Public Television of Russia Общественное Телевидение России
- Country: Russia
- Broadcast area: Russia and Worldwide
- Headquarters: Moscow, Russia

Programming
- Picture format: 576i (SDTV) 16:9 1080i (HDTV) 16:9

Ownership
- Owner: Russian Government

History
- Launched: 19 May 2013

Links
- Website: otr-online.ru

= Public Television of Russia =

Russian public television broadcaster

Public Television of Russia (PTR, OTR, Общественное Телевидение России, ОТР) is a Russian television station, which started broadcasting on 19 May 2013.

==History==
On 17 April 2012, Russian President Dmitry Medvedev signed decree №455 on establishing of the station.
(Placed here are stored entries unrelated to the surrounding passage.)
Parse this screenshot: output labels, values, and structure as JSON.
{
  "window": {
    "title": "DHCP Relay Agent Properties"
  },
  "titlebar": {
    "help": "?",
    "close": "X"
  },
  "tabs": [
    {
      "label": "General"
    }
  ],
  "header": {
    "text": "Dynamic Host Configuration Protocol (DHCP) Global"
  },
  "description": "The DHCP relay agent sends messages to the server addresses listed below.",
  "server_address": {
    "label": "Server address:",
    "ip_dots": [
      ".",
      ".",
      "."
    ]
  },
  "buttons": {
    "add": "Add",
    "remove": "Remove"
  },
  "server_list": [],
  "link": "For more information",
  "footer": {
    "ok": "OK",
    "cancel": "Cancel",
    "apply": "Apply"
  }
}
According to Medvedev's decree, the interests of the public will be represented by the Public Television Council (PTC), which will be appointed on the basis of nominations submitted by an all-purpose oversight body called the Public Chamber of Russia. No members of the Channel management will be allowed to be members of parliament or government officials.

In June 2012 the Russian parliament passed a bill setting up a legislative basis for public television.
In July the next President Vladimir Putin approved members of the Public Television Supervisory Board and appointed President of the International TV Academy Anatoly Lysenko as director-general.

In September 2012 Prime Minister Dmitry Medvedev signed a resolution establishing Public Television of Russia as an independent non-commercial organization. The charter was also approved and added to the resolution.

Anatoly Lysenko, the director-general of the channel, said shortly before the official opening that "the channel would be educational and was supposed to become a new forum for discussing urgent problems that are a source of concern for Russian society. The channel should also be an instrument of direct and open communication between the people and the authorities".

==Organization==

Logo of OTR used from 2013 until 2025, still under occasional use

The Supervisory Board includes 25 prominent TV and public figures and among its members are also church representatives. A law on the creation of the Supervisory Board was approved. A new non-profit organization set up to run the Public Television gets the right to make an announcement about public collection of funds to form a special purpose capital, while ordinary non-profit organizations can collect funds only to refill this capital.

==Funding==
PTR is funded by a mix of Russian government subsidies and public donations. As of 2013 PTR received a combined total of 1.2 bil RUB, the vast majority of which came from state funds.

==Broadcasting==
The Presidential decree says the Russian Defence Ministry should draw up proposals for using its own TV station, Zvezda, to transmit its programmes.